E. F. Walker
- Born: Edward Forbes Walker 1876 West Norwood, London
- Died: unknown
- School: Eastbourne College

Rugby union career
- Position: Wing

Senior career
- Years: Team / Apps / (Points)
- Lennox FC
- Middlesex

International career
- Years: Team / Apps / (Points)
- 1903: British Isles / 2 / (Pts:0)

= Edward Forbes Walker =

British Isles international rugby union player

Edward Forbes Walker (born 1876) was a rugby union international who represented Great Britain on the 1903 tour to South Africa. He represented Great Britain twice but never won a cap for his national side, England.

==Early life and family==
Edward Forbes Walker was the youngest of the nine children of William Walker and his wife Anna. William Walker was a Colonial Engineer, a position of some prestige in the Victorian era in the United Kingdom, and hailed from Houghton le Spring, County Durham. Although William had relatively humble origins, a long and successful career meant that Edward was born into an affluent family. William had served a seven-year apprenticeship at the engine works of the Thornley Colliery and afterwards worked at the locomotive works of the North Eastern Railway, Bank Top, Darlington. He then went on to the works of Messrs. Fossick & Hackworth, Stockton-on-Tees and in 1853 moved again, this time to the works of Messrs. Thomas Richardson Sons, Hartlepool. At this company he spent two of his three years as one of their leading hands, and went to sea as engineer in charge of the first three steamers built by the company. In 1856 while with the third steamer he accepted an engagement with the Borneo Company and then was appointed superintendent engineer to the Netherlands India (Java) Mail Company, with whom he remained ten years until the expiration of their mail contract in 1869 continuing afterwards with their successors for a while. In this time, he had married Anna, from Dundee in 1862. The eldest child within the family was an adopted daughter, Eliza Smith (born in 1859 in Java). During William's time in Java his family expanded. Ralph (born 1865), John H. (born 1867), Annie (also Nancy) born 1871, Catherine (born 1872) and William (born 1873) were all born there. The family returned to the United Kingdom, and Lissie M. was born in Bow, London in 1874 and the Edward was born in 1876 in Norwood. At this point, they were living in the well to do suburb of Dulwich on one of the most affluent roads, Alleyn Park Road. The house they lived in was named Kaliemas, after the Kali Mas River, that runs through modern day Surabaya, Java and it was here that Edward spent his childhood. Edward, despite living opposite Dulwich College was sent to Eastbourne to boarding school at Eastbourne College.

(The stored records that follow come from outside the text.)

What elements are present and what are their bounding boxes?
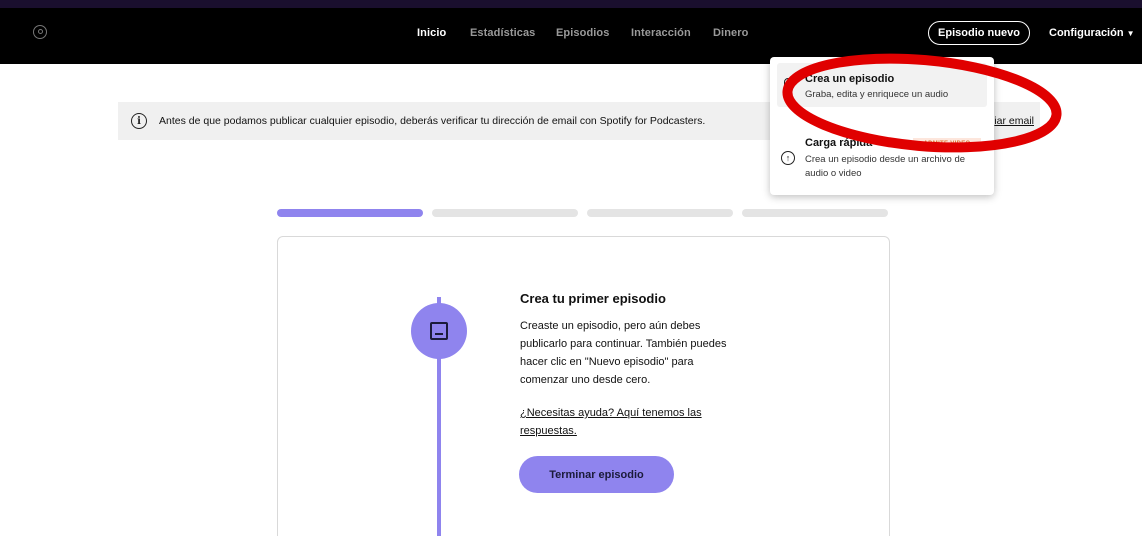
red-annotation-circle xyxy=(782,53,1062,153)
app-window: Inicio Estadísticas Episodios Interacció… xyxy=(0,0,1142,536)
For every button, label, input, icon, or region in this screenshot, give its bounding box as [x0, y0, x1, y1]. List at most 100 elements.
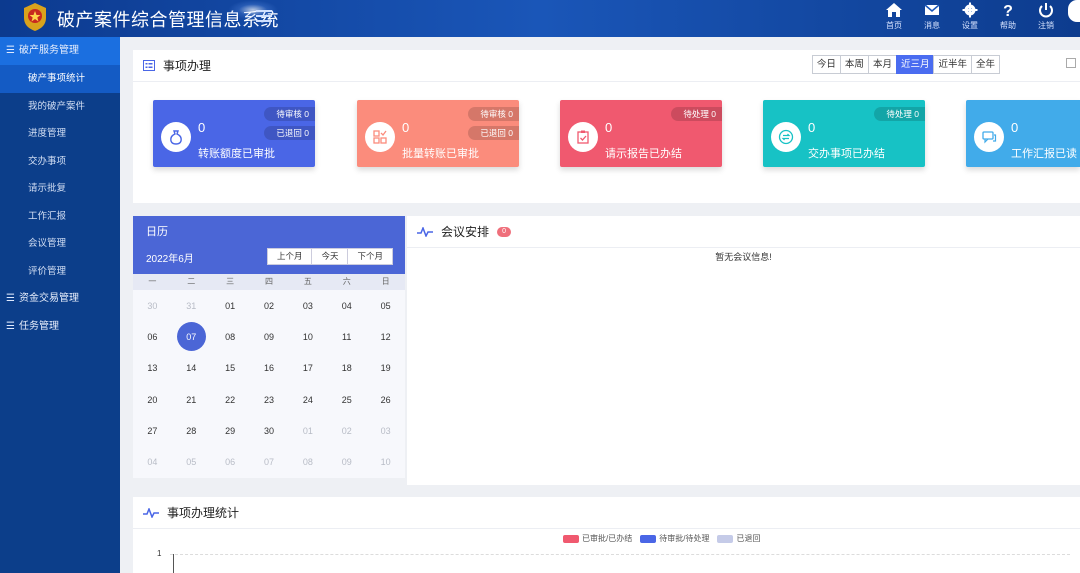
- stat-card-assigned-items[interactable]: 0 交办事项已办结 待处理 0: [763, 100, 925, 167]
- sidebar-item-progress[interactable]: 进度管理: [0, 120, 120, 148]
- range-tab-month[interactable]: 本月: [867, 55, 897, 74]
- exchange-icon: [771, 122, 801, 152]
- weekday-label: 日: [381, 277, 390, 286]
- top-header: 破产案件综合管理信息系统 首页 消息 设置 ? 帮助 注销: [0, 0, 1080, 37]
- calendar-icon[interactable]: [1066, 58, 1076, 68]
- calendar-day[interactable]: 23: [250, 384, 289, 415]
- calendar-day[interactable]: 14: [172, 353, 211, 384]
- range-tab-year[interactable]: 全年: [970, 55, 1000, 74]
- range-tab-today[interactable]: 今日: [811, 55, 841, 74]
- calendar-day[interactable]: 17: [288, 353, 327, 384]
- nav-help[interactable]: ? 帮助: [996, 2, 1020, 31]
- calendar-day[interactable]: 30: [250, 415, 289, 446]
- clipboard-check-icon: [568, 122, 598, 152]
- sidebar-item-evaluation[interactable]: 评价管理: [0, 258, 120, 286]
- calendar-day[interactable]: 06: [211, 446, 250, 477]
- stat-card-request-reports[interactable]: 0 请示报告已办结 待处理 0: [560, 100, 722, 167]
- today-button[interactable]: 今天: [311, 248, 349, 265]
- calendar-day[interactable]: 22: [211, 384, 250, 415]
- nav-logout[interactable]: 注销: [1034, 2, 1058, 31]
- nav-settings[interactable]: 设置: [958, 2, 982, 31]
- calendar-day[interactable]: 29: [211, 415, 250, 446]
- calendar-day[interactable]: 03: [366, 415, 405, 446]
- stats-chart-title: 事项办理统计: [167, 506, 240, 520]
- nav-home[interactable]: 首页: [882, 2, 906, 31]
- legend-item-returned[interactable]: 已退回: [717, 533, 760, 544]
- meeting-count-badge: 0: [497, 226, 512, 237]
- calendar-day[interactable]: 12: [366, 321, 405, 352]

Edward's older brother was John H. Walker. Edward was referred to in a report on the 1903 tour to South Africa as the brother of "Johnny" Walker of Durban fame, which is likely a reference to John H. Walker who was caught up in the Boer War in South Africa. He was not a combatant, but gained notoriety due to his escape from the Boers after being captured. He had been surveying in Mapoch's country with the chief, under a strong guard and the chief's protection. However, he was eventually captured and taken to Middelburg. He and a fellow prisoner escaped with their horses, a dog, and a tin of biscuits on which they lived for a week, eventually making their way to the Swazi king, where they were treated well. They then walked to Delagoa Bay and caught the Union steamship SS Natal to Durban.

==Career==
In 1901, aged 25, he was living by his means and still in his mother's house. However, his father had died in 1894 and the family had left Alleyn Park Road in Dulwich and moved to the nearby Norwood. It is unclear if Edward did take up a profession, because in 1911 although he had moved to Clifton Gardens in Maida Vale, this was still the family home and he lived there with his mother and two of his sisters (as well as with a cook, parlormaid and housemaid) and stated that he was living by his own means.

==Rugby career==
Walker played for a side local to where he had grown up in Dulwich, called Lennox Football Club. The team were based in Dulwich when he started playing for them, though during his time with them they did move elsewhere. With this side he gained an excellent reputation in the South of England as a three-quarter. He was selected for the 1903 tour to South Africa and was described as a consistent player and played in two of the tests. On his return to the United Kingdom he continued to play for Lennox and in 1906 was the captain of the side. The side at that point was not so strong as in previous seasons though it was said that in Blackwood who played alongside Walker they had a player that would have been selected England had he not been injured. He was also later involved in the game as a referee and in 1909 was a joint honorary secretary of the London Rugby Society of Referees.